Do you have a library card? How long have you had it? How often do you use it?
I have had an Arlington Heights Memorial Library card for 16 years. I use my card weekly to check out library materials. I also use the library's online services. My three children, my husband and my 84 year old parents, who recently moved to Arlington Heights, also have their own library cards and take out books and attend programs regularly. Whether I am at the library with my children visiting Kid's World, accessing a database for work, or attending a program, I use the library often and in many different ways.
Space is usually an issue at libraries. If that's the case at your library, would your solution be to expand the physical plant or make room by doing away with parts of the collection that technology has made less critical? Explain.
I support the Arlington Heights Memorial Library's current facility renovation and staff realignment. Without expanding the physical plant, the library was able to reinvent itself to become an even better Arlington Heights community destination. Even the language of the library has adapted by calling userscustomers? to whom the library staff strive to provide the best possible customer service. There will always be customers who lament that some older books are no longer on-site, but since the library participates in the Interlibrary Loan program there are few items that cannot be located and sent to the library for pick up expeditiously.

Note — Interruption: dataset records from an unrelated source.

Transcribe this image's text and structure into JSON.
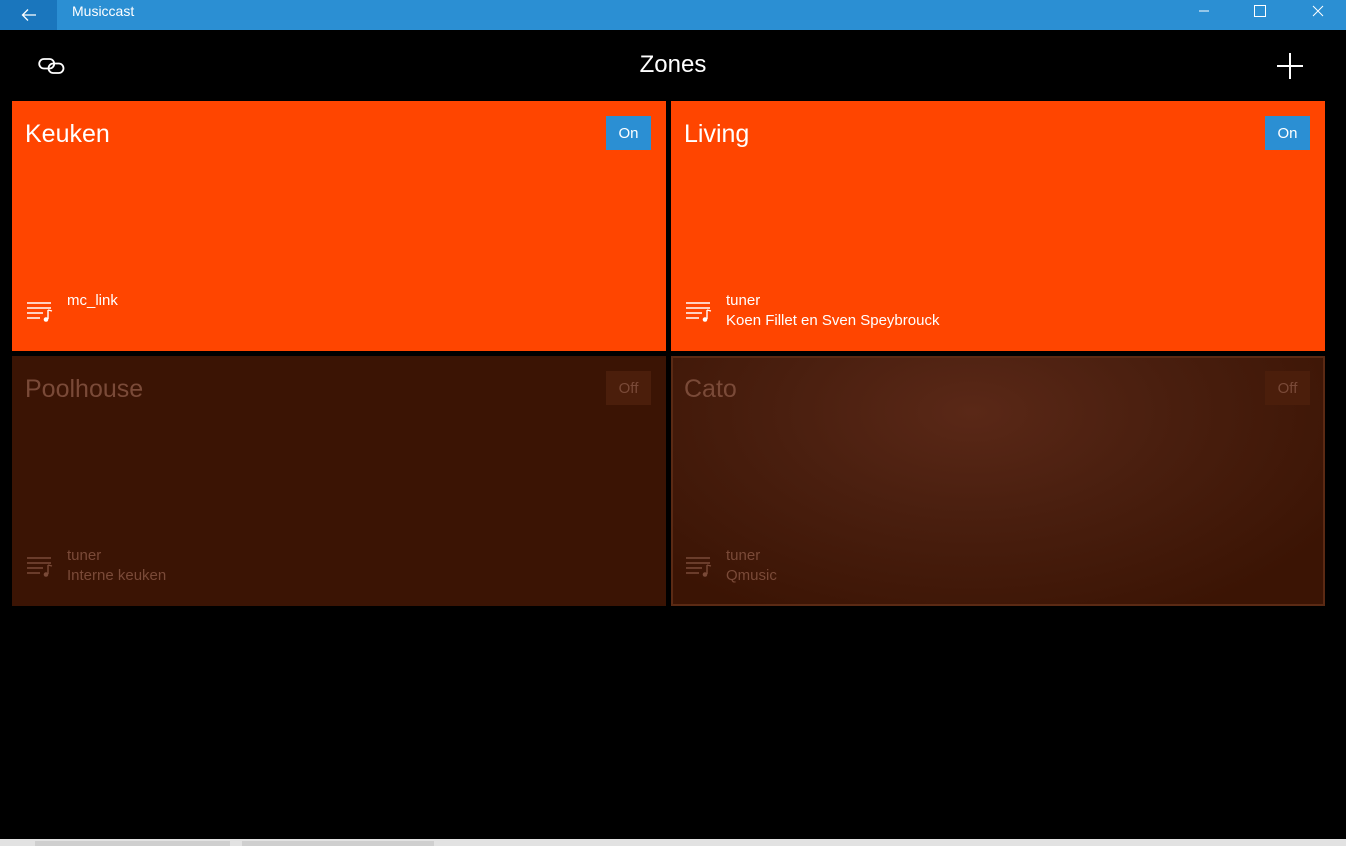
{
  "window": {
    "title": "Musiccast"
  },
  "header": {
    "title": "Zones"
  },
  "zones": [
    {
      "name": "Keuken",
      "power": "On",
      "source": "mc_link",
      "detail": ""
    },
    {
      "name": "Living",
      "power": "On",
      "source": "tuner",
      "detail": "Koen Fillet en Sven Speybrouck"
    },
    {
      "name": "Poolhouse",
      "power": "Off",
      "source": "tuner",
      "detail": "Interne keuken"
    },
    {
      "name": "Cato",
      "power": "Off",
      "source": "tuner",
      "detail": "Qmusic"
    }
  ],
  "colors": {
    "titlebar": "#2b8fd3",
    "zone_on": "#ff4500",
    "zone_off": "#3b1404",
    "power_on_button": "#2b8fd3"
  },
  "icons": {
    "back": "arrow-left-icon",
    "link": "link-icon",
    "add": "plus-icon",
    "source": "playlist-music-icon",
    "minimize": "minimize-icon",
    "maximize": "maximize-icon",
    "close": "close-icon"
  }
}
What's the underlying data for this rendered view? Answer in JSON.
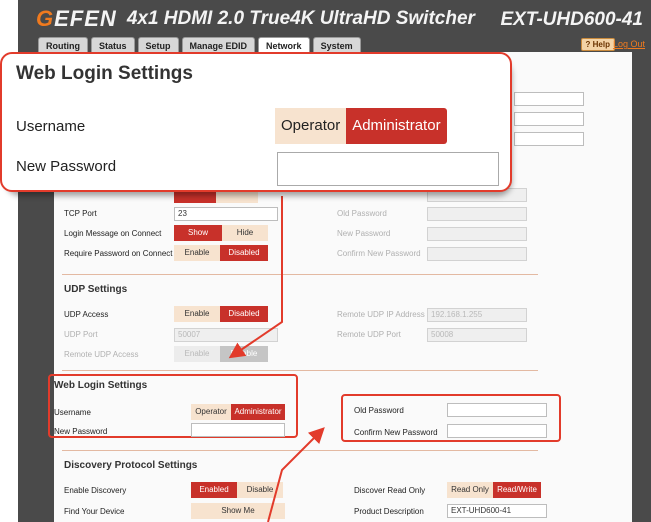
{
  "header": {
    "logo": "GEFEN",
    "logo_initial": "G",
    "logo_rest": "EFEN",
    "product": "4x1 HDMI 2.0 True4K UltraHD Switcher",
    "model": "EXT-UHD600-41",
    "help": "? Help",
    "logout": "Log Out"
  },
  "tabs": [
    {
      "label": "Routing"
    },
    {
      "label": "Status"
    },
    {
      "label": "Setup"
    },
    {
      "label": "Manage EDID"
    },
    {
      "label": "Network",
      "active": true
    },
    {
      "label": "System"
    }
  ],
  "telnet": {
    "tcp_port_label": "TCP Port",
    "tcp_port_value": "23",
    "login_msg_label": "Login Message on Connect",
    "login_msg_opts": [
      "Show",
      "Hide"
    ],
    "require_pw_label": "Require Password on Connect",
    "require_pw_opts": [
      "Enable",
      "Disabled"
    ],
    "old_password_label": "Old Password",
    "new_password_label": "New Password",
    "confirm_password_label": "Confirm New Password"
  },
  "udp": {
    "title": "UDP Settings",
    "access_label": "UDP Access",
    "access_opts": [
      "Enable",
      "Disabled"
    ],
    "port_label": "UDP Port",
    "port_value": "50007",
    "remote_access_label": "Remote UDP Access",
    "remote_access_opts": [
      "Enable",
      "Disable"
    ],
    "remote_ip_label": "Remote UDP IP Address",
    "remote_ip_value": "192.168.1.255",
    "remote_port_label": "Remote UDP Port",
    "remote_port_value": "50008"
  },
  "web_login": {
    "title": "Web Login Settings",
    "username_label": "Username",
    "username_opts": [
      "Operator",
      "Administrator"
    ],
    "new_password_label": "New Password",
    "old_password_label": "Old Password",
    "confirm_password_label": "Confirm New Password"
  },
  "discovery": {
    "title": "Discovery Protocol Settings",
    "enable_label": "Enable Discovery",
    "enable_opts": [
      "Enabled",
      "Disable"
    ],
    "find_label": "Find Your Device",
    "find_button": "Show Me",
    "read_only_label": "Discover Read Only",
    "read_only_opts": [
      "Read Only",
      "Read/Write"
    ],
    "product_desc_label": "Product Description",
    "product_desc_value": "EXT-UHD600-41"
  },
  "zoom": {
    "title": "Web Login Settings",
    "username_label": "Username",
    "opts": [
      "Operator",
      "Administrator"
    ],
    "new_password_label": "New Password"
  },
  "colors": {
    "accent_active": "#c8312a",
    "accent_inactive": "#f7e3cf",
    "highlight_border": "#e23b2b",
    "brand_orange": "#f07a1e",
    "header_bg": "#4a4a4a"
  }
}
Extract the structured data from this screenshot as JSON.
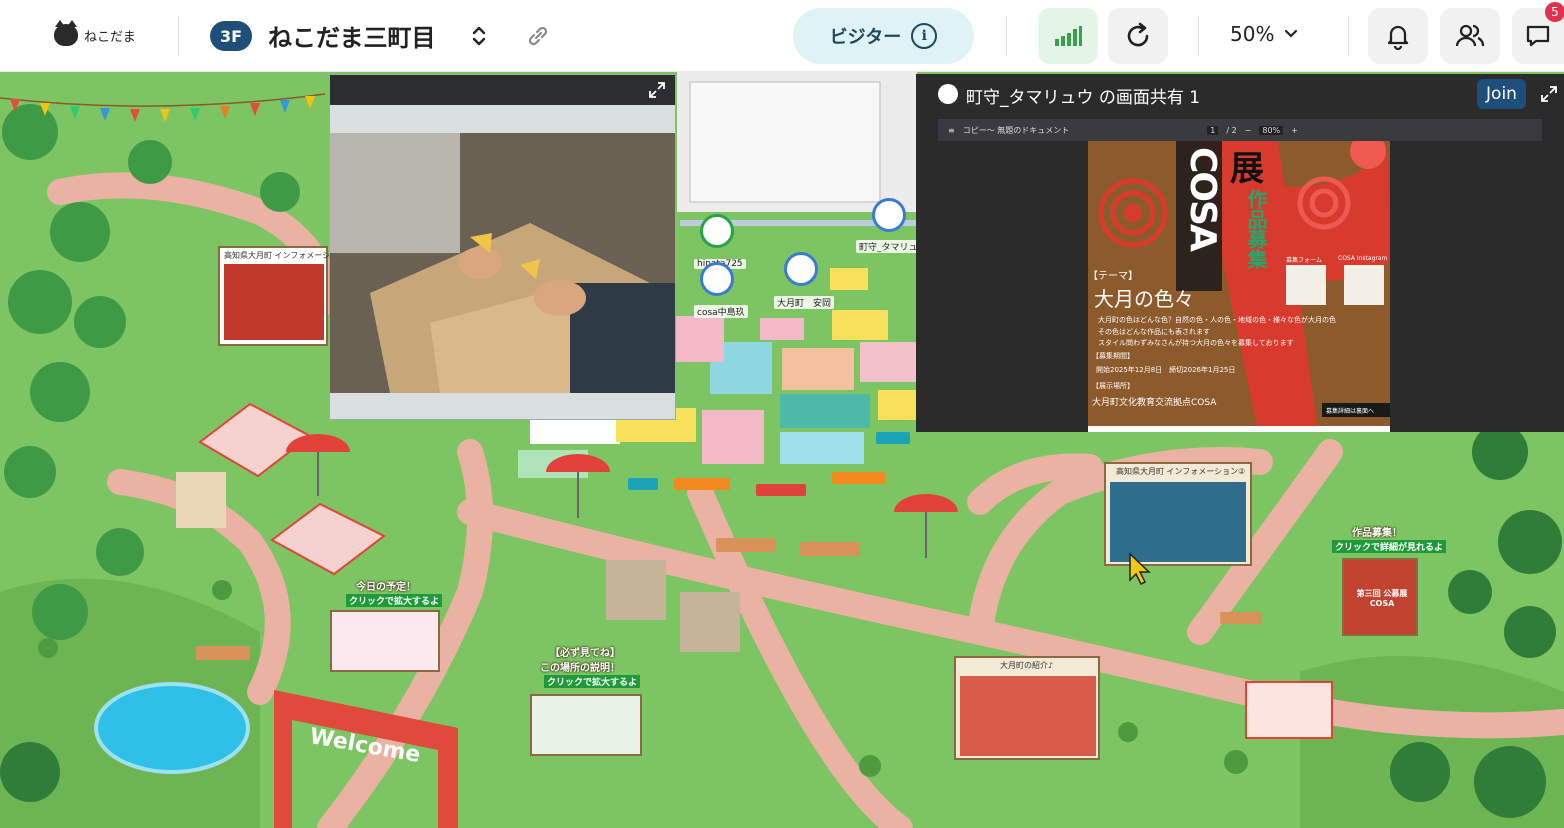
{
  "topbar": {
    "logo_text": "ねこだま",
    "floor": "3F",
    "space_title": "ねこだま三町目",
    "visitor_label": "ビジター",
    "zoom_level": "50%",
    "notification_count": "5",
    "icons": [
      "link-icon",
      "info-icon",
      "signal-icon",
      "refresh-icon",
      "chevron-down-icon",
      "bell-icon",
      "users-icon",
      "chat-icon"
    ]
  },
  "screen_share": {
    "title": "町守_タマリュウ の画面共有 1",
    "join_label": "Join",
    "doc_toolbar": {
      "doc_name": "コピー〜 無題のドキュメント",
      "page": "1",
      "page_total": "/ 2",
      "zoom": "80%"
    },
    "poster": {
      "headline": "展",
      "vertical_text": "作品募集",
      "brand": "COSA",
      "theme_label": "【テーマ】",
      "theme": "大月の色々",
      "body1": "大月町の色はどんな色？自然の色・人の色・地域の色・様々な色が大月の色",
      "body2": "その色はどんな作品にも表されます",
      "body3": "スタイル問わずみなさんが持つ大月の色々を募集しております",
      "period_label": "【募集期間】",
      "period": "開始2025年12月8日　締切2026年1月25日",
      "venue_label": "【展示場所】",
      "venue": "大月町文化教育交流拠点COSA",
      "form_label": "募集フォーム",
      "insta_label": "COSA Instagram",
      "footer": "募集詳細は裏面へ"
    }
  },
  "map": {
    "avatars": [
      {
        "name": "hinata725"
      },
      {
        "name": "cosa中島玖"
      },
      {
        "name": "大月町　安岡"
      },
      {
        "name": "町守_タマリュ"
      }
    ],
    "boards": {
      "info1_title": "高知県大月町 インフォメーション",
      "info2_title": "高知県大月町 インフォメーション②",
      "intro_title": "大月町の紹介♪",
      "schedule_title": "今日の予定！",
      "schedule_sub": "クリックで拡大するよ",
      "must_title": "【必ず見てね】",
      "must_title2": "この場所の説明！",
      "must_sub": "クリックで拡大するよ",
      "works_title": "作品募集！",
      "works_sub": "クリックで詳細が見れるよ",
      "works_poster": "第三回 公募展 COSA",
      "welcome": "Welcome"
    }
  },
  "colors": {
    "grass": "#7dc462",
    "path": "#e8b0a0",
    "accent_navy": "#1f4e79",
    "visitor_bg": "#dff3f6",
    "badge": "#e0314b",
    "poster_red": "#d83a2e"
  }
}
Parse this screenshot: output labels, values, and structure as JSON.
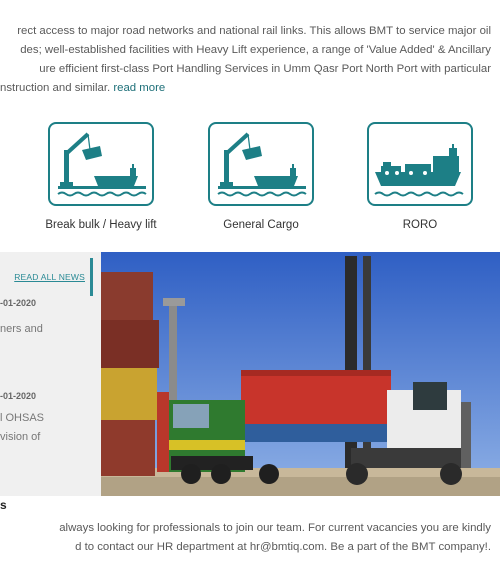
{
  "intro": {
    "line1": "rect access to major road networks and national rail links. This allows BMT to service major oil",
    "line2": "des; well-established facilities with Heavy Lift experience, a range of 'Value Added' & Ancillary",
    "line3": "ure efficient first-class Port Handling Services in Umm Qasr Port North Port with particular",
    "line4": "nstruction and similar.",
    "read_more": "read more"
  },
  "services": [
    {
      "label": "Break bulk / Heavy lift",
      "icon": "crane-ship-icon"
    },
    {
      "label": "General Cargo",
      "icon": "crane-ship-icon"
    },
    {
      "label": "RORO",
      "icon": "roro-ship-icon"
    }
  ],
  "news": {
    "read_all": "READ ALL NEWS",
    "items": [
      {
        "date": "-01-2020",
        "text1": "ners  and",
        "text2": ""
      },
      {
        "date": "-01-2020",
        "text1": "l  OHSAS",
        "text2": "vision of"
      }
    ]
  },
  "careers": {
    "title": "s",
    "line1": "always looking for professionals to join our team. For current vacancies you are kindly",
    "line2": "d to contact our HR department at hr@bmtiq.com. Be a part of the BMT company!."
  },
  "colors": {
    "accent": "#1d7f86",
    "link": "#1d6f78",
    "news_bg": "#f0f0f0"
  }
}
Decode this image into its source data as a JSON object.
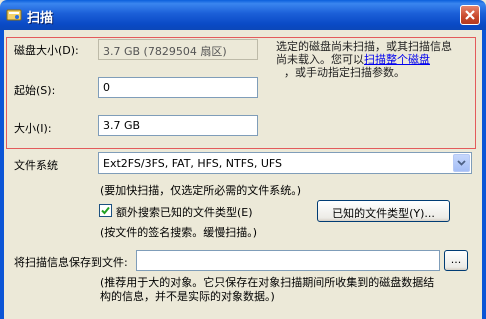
{
  "window": {
    "title": "扫描",
    "icon": "scan-icon"
  },
  "disk": {
    "size_label": "磁盘大小(D):",
    "size_value": "3.7 GB (7829504 扇区)",
    "start_label": "起始(S):",
    "start_value": "0",
    "length_label": "大小(I):",
    "length_value": "3.7 GB",
    "note_line1": "选定的磁盘尚未扫描，或其扫描信息",
    "note_line2_prefix": "尚未载入。您可以",
    "note_link": "扫描整个磁盘",
    "note_line3": "，或手动指定扫描参数。"
  },
  "filesystem": {
    "label": "文件系统",
    "selected": "Ext2FS/3FS, FAT, HFS, NTFS, UFS",
    "hint": "(要加快扫描，仅选定所必需的文件系统。)"
  },
  "extra_search": {
    "checked": true,
    "label": "额外搜索已知的文件类型(E)",
    "button_label": "已知的文件类型(Y)...",
    "hint": "(按文件的签名搜索。缓慢扫描。)"
  },
  "save_info": {
    "label": "将扫描信息保存到文件:",
    "value": "",
    "browse_label": "...",
    "hint_line1": "(推荐用于大的对象。它只保存在对象扫描期间所收集到的磁盘数据结",
    "hint_line2": "构的信息，并不是实际的对象数据。)"
  },
  "colors": {
    "title_bar": "#0b55d6",
    "dialog_bg": "#ece9d8",
    "highlight_border": "#e35b5b",
    "link": "#0000ee"
  }
}
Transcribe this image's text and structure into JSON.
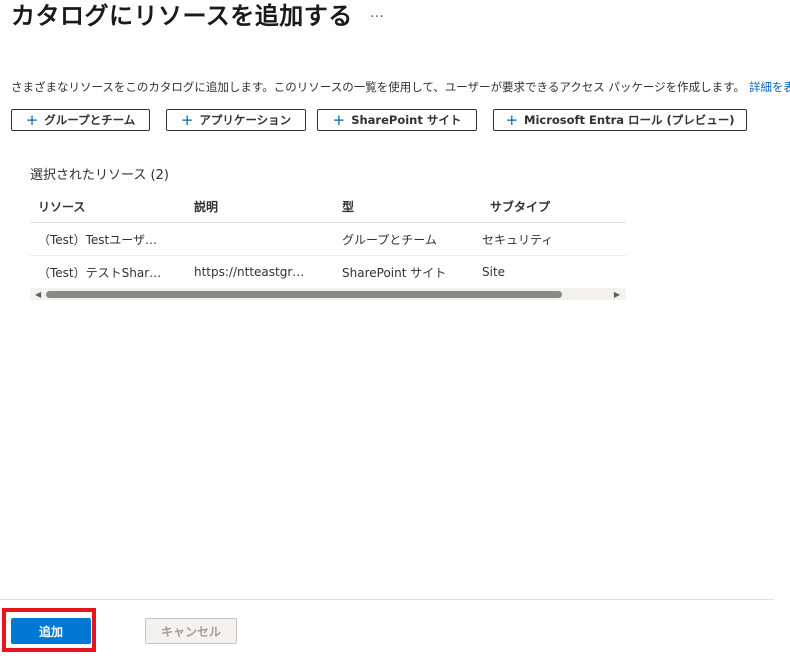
{
  "header": {
    "title": "カタログにリソースを追加する",
    "more_icon": "…"
  },
  "description": {
    "text": "さまざまなリソースをこのカタログに追加します。このリソースの一覧を使用して、ユーザーが要求できるアクセス パッケージを作成します。",
    "link": "詳細を表示"
  },
  "toolbar": {
    "buttons": [
      {
        "icon": "plus-icon",
        "label": "グループとチーム"
      },
      {
        "icon": "plus-icon",
        "label": "アプリケーション"
      },
      {
        "icon": "plus-icon",
        "label": "SharePoint サイト"
      },
      {
        "icon": "plus-icon",
        "label": "Microsoft Entra ロール (プレビュー)"
      }
    ]
  },
  "selected": {
    "label": "選択されたリソース (2)",
    "columns": [
      "リソース",
      "説明",
      "型",
      "サブタイプ"
    ],
    "rows": [
      [
        "（Test）Testユーザ…",
        "",
        "グループとチーム",
        "セキュリティ"
      ],
      [
        "（Test）テストShar…",
        "https://ntteastgr…",
        "SharePoint サイト",
        "Site"
      ]
    ]
  },
  "footer": {
    "add_label": "追加",
    "cancel_label": "キャンセル"
  },
  "colors": {
    "accent": "#0078d4",
    "link": "#0067b8",
    "highlight": "#e8141e"
  }
}
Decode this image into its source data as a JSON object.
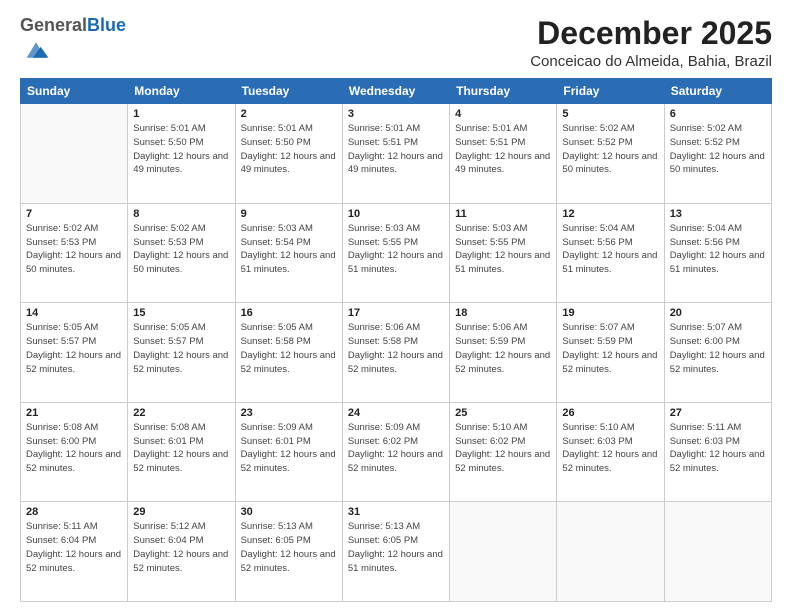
{
  "logo": {
    "general": "General",
    "blue": "Blue"
  },
  "header": {
    "title": "December 2025",
    "subtitle": "Conceicao do Almeida, Bahia, Brazil"
  },
  "weekdays": [
    "Sunday",
    "Monday",
    "Tuesday",
    "Wednesday",
    "Thursday",
    "Friday",
    "Saturday"
  ],
  "weeks": [
    [
      {
        "day": null
      },
      {
        "day": "1",
        "sunrise": "5:01 AM",
        "sunset": "5:50 PM",
        "daylight": "12 hours and 49 minutes."
      },
      {
        "day": "2",
        "sunrise": "5:01 AM",
        "sunset": "5:50 PM",
        "daylight": "12 hours and 49 minutes."
      },
      {
        "day": "3",
        "sunrise": "5:01 AM",
        "sunset": "5:51 PM",
        "daylight": "12 hours and 49 minutes."
      },
      {
        "day": "4",
        "sunrise": "5:01 AM",
        "sunset": "5:51 PM",
        "daylight": "12 hours and 49 minutes."
      },
      {
        "day": "5",
        "sunrise": "5:02 AM",
        "sunset": "5:52 PM",
        "daylight": "12 hours and 50 minutes."
      },
      {
        "day": "6",
        "sunrise": "5:02 AM",
        "sunset": "5:52 PM",
        "daylight": "12 hours and 50 minutes."
      }
    ],
    [
      {
        "day": "7",
        "sunrise": "5:02 AM",
        "sunset": "5:53 PM",
        "daylight": "12 hours and 50 minutes."
      },
      {
        "day": "8",
        "sunrise": "5:02 AM",
        "sunset": "5:53 PM",
        "daylight": "12 hours and 50 minutes."
      },
      {
        "day": "9",
        "sunrise": "5:03 AM",
        "sunset": "5:54 PM",
        "daylight": "12 hours and 51 minutes."
      },
      {
        "day": "10",
        "sunrise": "5:03 AM",
        "sunset": "5:55 PM",
        "daylight": "12 hours and 51 minutes."
      },
      {
        "day": "11",
        "sunrise": "5:03 AM",
        "sunset": "5:55 PM",
        "daylight": "12 hours and 51 minutes."
      },
      {
        "day": "12",
        "sunrise": "5:04 AM",
        "sunset": "5:56 PM",
        "daylight": "12 hours and 51 minutes."
      },
      {
        "day": "13",
        "sunrise": "5:04 AM",
        "sunset": "5:56 PM",
        "daylight": "12 hours and 51 minutes."
      }
    ],
    [
      {
        "day": "14",
        "sunrise": "5:05 AM",
        "sunset": "5:57 PM",
        "daylight": "12 hours and 52 minutes."
      },
      {
        "day": "15",
        "sunrise": "5:05 AM",
        "sunset": "5:57 PM",
        "daylight": "12 hours and 52 minutes."
      },
      {
        "day": "16",
        "sunrise": "5:05 AM",
        "sunset": "5:58 PM",
        "daylight": "12 hours and 52 minutes."
      },
      {
        "day": "17",
        "sunrise": "5:06 AM",
        "sunset": "5:58 PM",
        "daylight": "12 hours and 52 minutes."
      },
      {
        "day": "18",
        "sunrise": "5:06 AM",
        "sunset": "5:59 PM",
        "daylight": "12 hours and 52 minutes."
      },
      {
        "day": "19",
        "sunrise": "5:07 AM",
        "sunset": "5:59 PM",
        "daylight": "12 hours and 52 minutes."
      },
      {
        "day": "20",
        "sunrise": "5:07 AM",
        "sunset": "6:00 PM",
        "daylight": "12 hours and 52 minutes."
      }
    ],
    [
      {
        "day": "21",
        "sunrise": "5:08 AM",
        "sunset": "6:00 PM",
        "daylight": "12 hours and 52 minutes."
      },
      {
        "day": "22",
        "sunrise": "5:08 AM",
        "sunset": "6:01 PM",
        "daylight": "12 hours and 52 minutes."
      },
      {
        "day": "23",
        "sunrise": "5:09 AM",
        "sunset": "6:01 PM",
        "daylight": "12 hours and 52 minutes."
      },
      {
        "day": "24",
        "sunrise": "5:09 AM",
        "sunset": "6:02 PM",
        "daylight": "12 hours and 52 minutes."
      },
      {
        "day": "25",
        "sunrise": "5:10 AM",
        "sunset": "6:02 PM",
        "daylight": "12 hours and 52 minutes."
      },
      {
        "day": "26",
        "sunrise": "5:10 AM",
        "sunset": "6:03 PM",
        "daylight": "12 hours and 52 minutes."
      },
      {
        "day": "27",
        "sunrise": "5:11 AM",
        "sunset": "6:03 PM",
        "daylight": "12 hours and 52 minutes."
      }
    ],
    [
      {
        "day": "28",
        "sunrise": "5:11 AM",
        "sunset": "6:04 PM",
        "daylight": "12 hours and 52 minutes."
      },
      {
        "day": "29",
        "sunrise": "5:12 AM",
        "sunset": "6:04 PM",
        "daylight": "12 hours and 52 minutes."
      },
      {
        "day": "30",
        "sunrise": "5:13 AM",
        "sunset": "6:05 PM",
        "daylight": "12 hours and 52 minutes."
      },
      {
        "day": "31",
        "sunrise": "5:13 AM",
        "sunset": "6:05 PM",
        "daylight": "12 hours and 51 minutes."
      },
      {
        "day": null
      },
      {
        "day": null
      },
      {
        "day": null
      }
    ]
  ]
}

What impact have economic and technological changes had on libraries? How does a library remain relevant? How should its role in the community change?
The library is using resources more cost-effectively and efficiently and as a result of changing technology. For example, the demand for in-library reference assistance has decreased because customers are using smart phones to get information. As a result of this change and other new technology additions including self-checkout and email notifications, the library has been able to redirect costs to support other community needs. The community's needs are changing too. Libraries are evolving to become more than warehouses to store books and materials. Today, libraries like the AHML are remaining relevant through programming, keeping up with the community's demand for technology and by becoming a community destination for all. This year, the AHML has purchased more e-readers and added additional private rooms for meetings and studying. The library created a digital media center and offered on-site assistance for jobseekers, businesses start-ups and creative endeavors. There is a renewed focus on and space for teens. The library has adapted to meet our community's needs. As trustee, I would continue to move in this direction by ensuring that the Board is constantly surveying and in touch with the needs of our customers.